Fur as Fashion
By: Trinity Page
The Truth about the so called "safe fur farms"
Fur is one of the most egregiously cruel industries out there. Every year, over 50 million animals, including dogs and cats, are killed for their fur worldwide. Eighty-five percent of animals killed in the fur industry come from fur farms—dismal places where foxes, rabbits, minks, chinchillas, and other animals spend their entire short lives in these tiny, filthy metal cages. Then, they’re killed in really horrific ways, such as bludgeoning, neck-breaking, or electrocution. Most of the animals aren't killed before they are skinned. Undercover investigators found that many animals were still alive and struggling desperately when workers flipped them onto their backs or hang them up by their legs or tails to skin them. Skinning animals for a fur coat or nice boots is inhumane and disturbing.
PETA
The PETA stands for People for the Ethical Treatment of Animals. This group is said to hold protests and help end any form of animal abuse. But they have been accused of killing and harming animals as well as the people they "protest against". Many animal abuse awareness groups have investigated and found proof of the PETA killing animals who are completely innocent. PETA implies that "the animals it kills are mostly near death’s door.”. Investigators have proven that this is not true. Not only do they harm and kill the innocent animals, but they donate the bodies to fur farms.
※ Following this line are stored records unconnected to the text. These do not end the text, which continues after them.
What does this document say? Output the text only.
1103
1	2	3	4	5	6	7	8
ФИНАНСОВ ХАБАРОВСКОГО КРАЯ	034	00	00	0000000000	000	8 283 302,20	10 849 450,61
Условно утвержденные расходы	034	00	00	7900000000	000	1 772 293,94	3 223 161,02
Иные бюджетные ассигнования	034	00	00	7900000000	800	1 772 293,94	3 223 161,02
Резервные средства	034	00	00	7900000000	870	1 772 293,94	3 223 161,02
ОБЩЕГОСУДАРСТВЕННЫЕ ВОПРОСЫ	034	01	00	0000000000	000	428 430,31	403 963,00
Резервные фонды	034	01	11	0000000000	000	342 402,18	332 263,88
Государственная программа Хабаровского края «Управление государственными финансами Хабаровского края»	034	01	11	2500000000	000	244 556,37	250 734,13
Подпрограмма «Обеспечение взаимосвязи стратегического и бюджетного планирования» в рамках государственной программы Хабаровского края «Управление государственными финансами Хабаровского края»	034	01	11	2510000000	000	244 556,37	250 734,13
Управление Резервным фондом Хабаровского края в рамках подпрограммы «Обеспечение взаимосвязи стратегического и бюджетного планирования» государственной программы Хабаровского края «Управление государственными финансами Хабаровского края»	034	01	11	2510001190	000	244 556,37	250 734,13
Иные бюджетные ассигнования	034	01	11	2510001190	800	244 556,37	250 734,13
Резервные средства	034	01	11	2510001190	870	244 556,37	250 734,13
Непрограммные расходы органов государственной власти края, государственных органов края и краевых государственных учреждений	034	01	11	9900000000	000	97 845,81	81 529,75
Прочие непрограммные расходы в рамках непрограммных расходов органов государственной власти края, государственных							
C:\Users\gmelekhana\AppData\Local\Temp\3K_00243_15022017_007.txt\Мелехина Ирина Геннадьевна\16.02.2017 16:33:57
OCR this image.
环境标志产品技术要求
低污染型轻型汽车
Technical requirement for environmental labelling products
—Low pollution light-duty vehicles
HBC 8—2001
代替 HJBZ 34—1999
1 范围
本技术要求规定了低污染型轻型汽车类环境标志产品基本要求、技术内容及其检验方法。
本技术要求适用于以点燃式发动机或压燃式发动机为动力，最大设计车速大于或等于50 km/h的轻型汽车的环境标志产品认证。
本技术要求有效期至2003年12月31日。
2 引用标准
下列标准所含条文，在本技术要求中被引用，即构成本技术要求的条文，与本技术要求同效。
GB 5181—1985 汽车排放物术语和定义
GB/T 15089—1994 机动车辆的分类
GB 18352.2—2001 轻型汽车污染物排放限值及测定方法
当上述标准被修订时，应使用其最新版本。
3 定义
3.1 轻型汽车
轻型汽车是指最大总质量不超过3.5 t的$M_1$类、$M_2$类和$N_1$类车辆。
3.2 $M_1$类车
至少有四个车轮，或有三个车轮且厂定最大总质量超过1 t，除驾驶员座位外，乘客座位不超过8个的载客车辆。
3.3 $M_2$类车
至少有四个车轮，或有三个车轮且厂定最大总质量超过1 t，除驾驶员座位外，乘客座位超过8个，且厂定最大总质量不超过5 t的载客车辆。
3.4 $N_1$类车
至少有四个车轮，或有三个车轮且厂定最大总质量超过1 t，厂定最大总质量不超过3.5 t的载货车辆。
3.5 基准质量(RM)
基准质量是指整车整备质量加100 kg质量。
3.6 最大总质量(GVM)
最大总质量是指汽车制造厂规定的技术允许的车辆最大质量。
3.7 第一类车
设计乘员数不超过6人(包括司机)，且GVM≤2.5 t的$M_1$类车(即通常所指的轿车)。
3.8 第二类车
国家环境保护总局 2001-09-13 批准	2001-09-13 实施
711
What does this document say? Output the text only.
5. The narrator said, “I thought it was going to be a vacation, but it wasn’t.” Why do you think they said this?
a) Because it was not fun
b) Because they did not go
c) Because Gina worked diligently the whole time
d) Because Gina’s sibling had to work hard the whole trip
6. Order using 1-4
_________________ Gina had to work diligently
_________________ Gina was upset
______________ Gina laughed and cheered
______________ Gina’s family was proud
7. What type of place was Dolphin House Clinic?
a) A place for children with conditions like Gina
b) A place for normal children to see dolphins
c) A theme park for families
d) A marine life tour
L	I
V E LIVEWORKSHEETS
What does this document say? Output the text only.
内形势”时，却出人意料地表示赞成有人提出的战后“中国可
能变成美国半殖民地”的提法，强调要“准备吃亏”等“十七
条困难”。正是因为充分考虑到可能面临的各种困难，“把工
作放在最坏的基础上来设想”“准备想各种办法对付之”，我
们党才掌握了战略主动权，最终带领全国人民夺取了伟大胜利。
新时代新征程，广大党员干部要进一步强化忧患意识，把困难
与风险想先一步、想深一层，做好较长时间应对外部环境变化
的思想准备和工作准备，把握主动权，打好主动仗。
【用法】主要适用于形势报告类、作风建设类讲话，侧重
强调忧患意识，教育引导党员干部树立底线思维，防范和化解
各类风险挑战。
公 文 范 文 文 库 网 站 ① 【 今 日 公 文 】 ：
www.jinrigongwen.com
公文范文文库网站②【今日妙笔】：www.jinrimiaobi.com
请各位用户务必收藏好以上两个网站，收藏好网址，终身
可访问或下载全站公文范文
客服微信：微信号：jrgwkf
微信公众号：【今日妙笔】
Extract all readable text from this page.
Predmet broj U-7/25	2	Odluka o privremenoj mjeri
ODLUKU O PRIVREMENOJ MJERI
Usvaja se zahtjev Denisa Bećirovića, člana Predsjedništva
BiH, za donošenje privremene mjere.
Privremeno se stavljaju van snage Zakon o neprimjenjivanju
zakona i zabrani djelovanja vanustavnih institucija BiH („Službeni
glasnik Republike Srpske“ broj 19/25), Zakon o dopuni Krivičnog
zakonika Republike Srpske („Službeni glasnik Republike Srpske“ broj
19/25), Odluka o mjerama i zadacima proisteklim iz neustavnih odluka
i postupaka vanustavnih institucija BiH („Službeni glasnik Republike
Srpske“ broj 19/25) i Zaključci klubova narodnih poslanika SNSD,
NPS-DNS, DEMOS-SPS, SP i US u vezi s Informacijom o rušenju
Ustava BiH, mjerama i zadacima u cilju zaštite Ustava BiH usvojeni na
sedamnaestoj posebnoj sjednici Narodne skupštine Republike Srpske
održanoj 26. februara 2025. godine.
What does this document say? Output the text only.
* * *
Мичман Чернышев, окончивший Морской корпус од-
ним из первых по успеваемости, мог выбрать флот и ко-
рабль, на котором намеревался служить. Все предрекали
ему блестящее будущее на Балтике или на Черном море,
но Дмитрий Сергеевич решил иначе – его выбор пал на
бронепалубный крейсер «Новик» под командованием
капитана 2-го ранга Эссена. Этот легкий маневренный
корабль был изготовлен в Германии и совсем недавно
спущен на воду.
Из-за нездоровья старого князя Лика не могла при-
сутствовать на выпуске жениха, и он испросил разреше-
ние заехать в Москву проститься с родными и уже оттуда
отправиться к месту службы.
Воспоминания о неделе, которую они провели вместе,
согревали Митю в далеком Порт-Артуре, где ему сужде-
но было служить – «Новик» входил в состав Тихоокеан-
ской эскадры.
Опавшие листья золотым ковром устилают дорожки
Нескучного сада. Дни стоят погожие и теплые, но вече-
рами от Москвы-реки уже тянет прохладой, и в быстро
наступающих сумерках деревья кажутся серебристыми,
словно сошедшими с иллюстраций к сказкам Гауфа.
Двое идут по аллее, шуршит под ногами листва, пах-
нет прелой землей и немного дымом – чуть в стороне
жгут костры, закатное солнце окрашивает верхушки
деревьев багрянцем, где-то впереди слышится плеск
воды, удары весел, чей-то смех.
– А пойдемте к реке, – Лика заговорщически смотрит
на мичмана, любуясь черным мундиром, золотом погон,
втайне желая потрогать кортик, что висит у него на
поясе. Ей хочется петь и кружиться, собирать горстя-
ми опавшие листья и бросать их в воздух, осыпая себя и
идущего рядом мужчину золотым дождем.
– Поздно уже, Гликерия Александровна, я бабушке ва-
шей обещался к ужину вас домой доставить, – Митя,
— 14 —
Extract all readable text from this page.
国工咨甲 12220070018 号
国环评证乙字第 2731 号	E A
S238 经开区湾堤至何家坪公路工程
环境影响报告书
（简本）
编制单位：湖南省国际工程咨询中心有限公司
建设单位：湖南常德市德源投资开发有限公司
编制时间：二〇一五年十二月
The skin of the animals hung so the blood can drip off into buckets.
Several animals kept in cages stacked on top of each other.
Caged minks waiting to be saved or killed.
Fur as fashion
The animals in these fur farms don't have a happy life before being killed. They are forced to sit in cages their whole life. The animals would never touch the ground again. The innocent, helpless victims develop diseases and injuries that will never be treated. They are starved and only fed a small portion once or twice a day. Our so called " furry friends" go through all this terrible torture to just one day be skinned alive for a fur coat or an ugly fur purse. When people walk around wearing fur, they are advertising and displaying the torture an animal went through. Most people are fine with wearing and showing off fur fashion only because they don't like to think about the truth of what they are wearing, instead they push it out of their minds because it's easier.
Vintage Fur
For fashionists vintage furs don’t directly contribute to the profits of modern fur farms, and they’re less toxic to the environment than faux furs, which are made from petroleum. Stoles and fur coats from the ’50s and ’60s evoke the lux, decadent glamour of several celebrities, but vintage furs go for a fraction of the cost of their contemporary counterparts. We do not need to produce billions of new garments a year. Wearing second-hand fur is so much less detrimental to the environment than buying a new wool jacket is. Most people would much rather wear grandmother’s fur coat that’s lasted since the ’50s than go buy something from J. Crew that I’m going to wear for two years and dispose of. The constant reproduction of fur for fashion is unnecessary and has no reason to continue the terrible abusive torture expressed in fur farms.